# Административно-Технический > Технические вопросы >  Тормоза + крайний визит!

## vomit airways

1) Тормоза, на которые здесь многие жаловались ранее, продолжаются!
   Скоро полгода, как на форум почти невозможно зайти - "internal server error" (на др. ресурсах у меня ничего подобного не наблюдается)
Здесь ограничения по скорости, по регионам, и т.д..?! 
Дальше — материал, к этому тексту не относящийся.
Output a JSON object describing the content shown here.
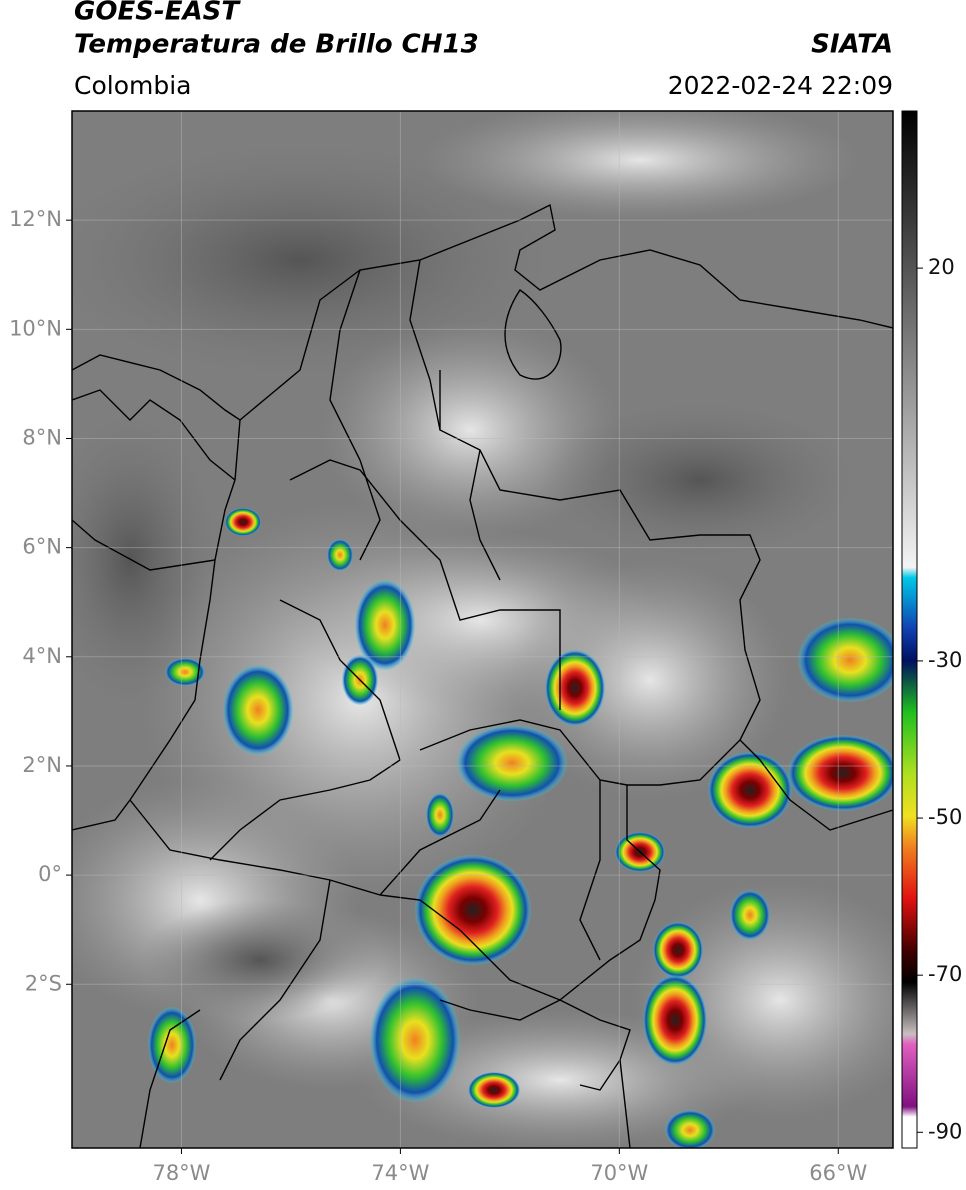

2) Форум выдает "крайний визит" со временем , когда меня здесь и в   помине небыло! Прошу прокомментировать.

----------


## А.В.Егоров

[QUOTE=vomit airways;32693]1) Тормоза, на которые здесь многие жаловались ранее, продолжаются!
   Скоро полгода, как на форум почти невозможно зайти - "internal server error" (на др. ресурсах у меня ничего подобного не наблюдается)
Здесь ограничения по скорости, по регионам, и т.д..?!!!!

У меня теже проблемы!!!!
 Модераторы забаньте китайских рекламщиков(qrst231 / usaqial19735) :Mad:

----------


## Холостяк

У меня тоже самое....
Вроде как это проблемы сервака, на котором находится форум.... Хреноватый хостинг... 
Менять нада....
Жаль...

----------


## Любомирский

С визитами вроде ничего, а вот то что вход раза с 5-го 7-го, то это да. 
В общем, проблема есть - нужно решить. Советовать не могу - не разбираюсь.

----------


## alexvolf

Пробовал заходить на форум через сайт "Airforce" главная страница форума открывается сразу без всяких задержек,а затем начинаются полные тормоза по регистрации или открытии темы. Регионы и хостинг похоже не причем.

----------